About 3:30 yesterday morning, an ambulance sped past 16-year-old Thomas M. Murphy, an Annandale youth wandering down the center of Braddock Road, trying to hitchhike home from a party.
Paramedic Richard Ray in the ambulance saw the youth "stumbling and weaving" in the street. But the ambulance did not stop or notify police. Paramedics from Burke Volunteer Fire Department, Ray explained, have been told to leave apparent drunks "to the police . . . it would clutter up the emergency radio frequency."
In the next 30 minutes, Murphy, who was only one mile from home, was probably hit by three cars before anyone called for aid, according to Fairfax County police.
The fire department ambulance that passed Murphy as it was returning to its station then was summoned to take the youth to Fairfax Hospital. He was dead on arrival.
A 30-year old Burke man, driver of the last car to run over Murphy, stopped and notified police, according to police spokesman Warren R. Carmichael.
Carmichael said yesterday that the man saw two people in separate cars near where Murphy lay on the pavement. When the Burke man told them he was calling police, they told him "they weren't sticking around for the cops," Carmichael said.

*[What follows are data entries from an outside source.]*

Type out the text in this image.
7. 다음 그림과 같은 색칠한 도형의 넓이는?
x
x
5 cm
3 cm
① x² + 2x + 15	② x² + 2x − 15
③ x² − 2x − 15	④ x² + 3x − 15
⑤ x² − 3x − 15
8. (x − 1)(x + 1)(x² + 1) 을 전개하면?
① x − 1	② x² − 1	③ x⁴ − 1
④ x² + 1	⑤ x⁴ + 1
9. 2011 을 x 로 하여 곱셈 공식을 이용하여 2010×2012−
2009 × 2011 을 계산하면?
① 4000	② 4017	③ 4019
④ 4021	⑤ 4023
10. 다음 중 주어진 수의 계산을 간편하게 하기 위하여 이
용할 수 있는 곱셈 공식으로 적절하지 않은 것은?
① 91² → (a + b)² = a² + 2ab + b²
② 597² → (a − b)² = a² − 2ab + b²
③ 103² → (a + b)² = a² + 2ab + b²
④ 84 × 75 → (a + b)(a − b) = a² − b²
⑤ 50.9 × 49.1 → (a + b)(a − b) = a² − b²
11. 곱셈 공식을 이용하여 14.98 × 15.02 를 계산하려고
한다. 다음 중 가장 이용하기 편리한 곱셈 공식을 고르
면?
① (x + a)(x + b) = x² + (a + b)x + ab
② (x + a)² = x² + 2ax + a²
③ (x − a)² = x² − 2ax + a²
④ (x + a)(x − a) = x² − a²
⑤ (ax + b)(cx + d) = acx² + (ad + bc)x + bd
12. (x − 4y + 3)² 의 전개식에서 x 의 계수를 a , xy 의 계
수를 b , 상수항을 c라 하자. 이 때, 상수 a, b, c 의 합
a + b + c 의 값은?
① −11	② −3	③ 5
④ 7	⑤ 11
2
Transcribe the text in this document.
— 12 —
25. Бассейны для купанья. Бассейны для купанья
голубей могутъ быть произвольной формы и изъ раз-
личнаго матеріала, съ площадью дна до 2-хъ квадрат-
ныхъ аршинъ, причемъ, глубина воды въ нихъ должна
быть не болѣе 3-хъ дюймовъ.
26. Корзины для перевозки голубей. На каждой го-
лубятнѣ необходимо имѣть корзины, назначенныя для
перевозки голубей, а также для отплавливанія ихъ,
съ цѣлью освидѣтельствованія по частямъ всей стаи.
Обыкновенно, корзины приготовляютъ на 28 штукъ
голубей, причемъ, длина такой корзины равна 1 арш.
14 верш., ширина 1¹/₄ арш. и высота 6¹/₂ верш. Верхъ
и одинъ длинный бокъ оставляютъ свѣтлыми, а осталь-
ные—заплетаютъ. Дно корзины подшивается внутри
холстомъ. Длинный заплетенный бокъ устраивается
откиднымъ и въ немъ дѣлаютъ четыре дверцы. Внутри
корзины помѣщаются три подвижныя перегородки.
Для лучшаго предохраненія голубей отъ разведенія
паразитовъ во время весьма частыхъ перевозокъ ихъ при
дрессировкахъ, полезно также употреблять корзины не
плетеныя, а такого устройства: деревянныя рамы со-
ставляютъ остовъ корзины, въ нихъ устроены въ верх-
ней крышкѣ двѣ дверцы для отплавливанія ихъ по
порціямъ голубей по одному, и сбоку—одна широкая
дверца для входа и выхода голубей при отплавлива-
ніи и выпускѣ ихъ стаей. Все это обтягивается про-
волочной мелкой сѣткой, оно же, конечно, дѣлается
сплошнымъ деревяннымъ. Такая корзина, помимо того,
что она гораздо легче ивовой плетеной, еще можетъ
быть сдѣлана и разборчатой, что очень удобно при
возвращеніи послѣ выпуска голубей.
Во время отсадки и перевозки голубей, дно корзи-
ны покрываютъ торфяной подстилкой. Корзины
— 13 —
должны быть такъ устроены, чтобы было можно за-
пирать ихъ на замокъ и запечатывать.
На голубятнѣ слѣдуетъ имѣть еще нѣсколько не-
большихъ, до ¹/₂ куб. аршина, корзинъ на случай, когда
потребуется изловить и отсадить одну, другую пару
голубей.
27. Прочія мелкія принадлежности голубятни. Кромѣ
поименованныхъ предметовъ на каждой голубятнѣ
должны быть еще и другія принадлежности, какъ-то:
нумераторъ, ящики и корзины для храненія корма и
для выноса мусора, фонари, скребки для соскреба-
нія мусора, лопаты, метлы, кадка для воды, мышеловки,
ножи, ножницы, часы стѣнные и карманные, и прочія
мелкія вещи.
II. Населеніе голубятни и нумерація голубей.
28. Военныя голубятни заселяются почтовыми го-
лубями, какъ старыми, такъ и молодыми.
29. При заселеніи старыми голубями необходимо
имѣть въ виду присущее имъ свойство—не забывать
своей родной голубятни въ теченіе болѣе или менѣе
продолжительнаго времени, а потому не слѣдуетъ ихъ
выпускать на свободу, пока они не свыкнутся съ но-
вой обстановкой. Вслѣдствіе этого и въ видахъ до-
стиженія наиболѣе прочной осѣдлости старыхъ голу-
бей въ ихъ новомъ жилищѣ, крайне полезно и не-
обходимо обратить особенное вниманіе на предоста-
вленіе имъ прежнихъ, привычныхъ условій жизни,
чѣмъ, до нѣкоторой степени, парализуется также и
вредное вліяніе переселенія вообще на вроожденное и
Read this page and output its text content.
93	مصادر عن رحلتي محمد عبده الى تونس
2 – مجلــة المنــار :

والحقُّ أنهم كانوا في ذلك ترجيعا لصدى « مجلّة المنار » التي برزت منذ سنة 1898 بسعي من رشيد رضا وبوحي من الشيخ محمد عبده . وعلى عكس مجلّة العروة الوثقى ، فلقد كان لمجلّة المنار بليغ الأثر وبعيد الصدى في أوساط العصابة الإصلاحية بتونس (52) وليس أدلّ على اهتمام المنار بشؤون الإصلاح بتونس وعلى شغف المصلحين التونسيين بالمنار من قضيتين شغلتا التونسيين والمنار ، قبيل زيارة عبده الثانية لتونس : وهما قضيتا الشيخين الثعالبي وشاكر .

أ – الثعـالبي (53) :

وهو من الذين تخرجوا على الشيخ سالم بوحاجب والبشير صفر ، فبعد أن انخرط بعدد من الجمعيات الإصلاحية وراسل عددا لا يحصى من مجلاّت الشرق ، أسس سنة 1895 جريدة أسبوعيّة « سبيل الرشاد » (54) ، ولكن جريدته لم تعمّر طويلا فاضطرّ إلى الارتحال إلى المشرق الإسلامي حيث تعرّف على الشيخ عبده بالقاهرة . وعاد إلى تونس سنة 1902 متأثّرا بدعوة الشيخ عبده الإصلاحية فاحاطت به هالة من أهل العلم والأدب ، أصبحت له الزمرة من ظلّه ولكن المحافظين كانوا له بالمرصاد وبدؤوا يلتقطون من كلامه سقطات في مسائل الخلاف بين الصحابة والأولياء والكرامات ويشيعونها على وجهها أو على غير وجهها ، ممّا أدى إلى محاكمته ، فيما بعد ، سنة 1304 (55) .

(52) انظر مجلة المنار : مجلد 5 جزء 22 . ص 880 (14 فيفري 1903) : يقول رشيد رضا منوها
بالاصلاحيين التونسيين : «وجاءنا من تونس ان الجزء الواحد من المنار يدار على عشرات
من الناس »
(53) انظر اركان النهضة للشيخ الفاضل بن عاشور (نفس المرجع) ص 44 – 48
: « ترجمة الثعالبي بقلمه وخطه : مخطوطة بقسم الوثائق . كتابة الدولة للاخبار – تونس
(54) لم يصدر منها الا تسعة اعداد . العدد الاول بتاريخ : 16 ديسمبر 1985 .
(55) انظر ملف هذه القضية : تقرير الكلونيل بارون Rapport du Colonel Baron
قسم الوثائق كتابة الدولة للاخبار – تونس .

Police said tire marks on the body of the Lake Braddock High School sophomore indicate he was run over at least twice and possibly three times.
Both of the men who fled the scene, one driving a light-colored van and the other a sports car, are being sought as possible witnesses, Carmichael said. He said neither is being considered as a hit-and-run suspect.
Asked yesterday about fire department policy of ignoring apparently drunk citizens on county street, Lt. William L. Harris of the Burke fire station said paramedics "see so many people stumbling on the streets. Perhaps they don't take as much interest as they should."
Fairfax County Board Chairman John F. Herrity yesterday called for the county to make a "thorough investigation into the incident in the hope that this situation can be prevented in the future.
"Common sense should overrule procedures" in some cases, Herrity said, adding that the incident is "the worst thing I've heard of in a while."
Ray, one of the two paramedics who tried to revive Murphy, remembered that the youth had been "very hard to see" when the ambulance first drove past him. Murphy was wearing a dark denim jacket and jeans, police said.
"We didn't see him until the bright lights hit him . . . We never got a pulse when we saw him next. He was completely gone," Ray said.
John Murphy, the father of the victim, said yesterday had no comment on the accident or the county ambulance procedure.
A friend of the youth, who spent part of Wednesday evening with him said the 16-year-old had been "partying with friends" in Annandale and had said he planned to hitchhike home. The friend, who did not want to be identified, said Murphy did not appear intoxicated when he left the party.
Murphy was described yesterday by fellow Lake Braddock High students as being well-liked by teachers and students.
"He was nice, never got into trouble. He'd say hello even if he didn't really know you," said Candace McDaniel, 17, a Lake Braddock senior.
Murphy last week landed a part-time job at an auto parts store on Braddock Road, near where the accident occurred yesterday. One of the youth's teachers said yesterday that Murphy had been ecstatic about having gotten the job.
Lake Braddock Principal William H. Johnson yesterday spoke highly of Murphy, saying the youth "was the kind of teen-ager who always spoke up for his beliefs, but respectfully."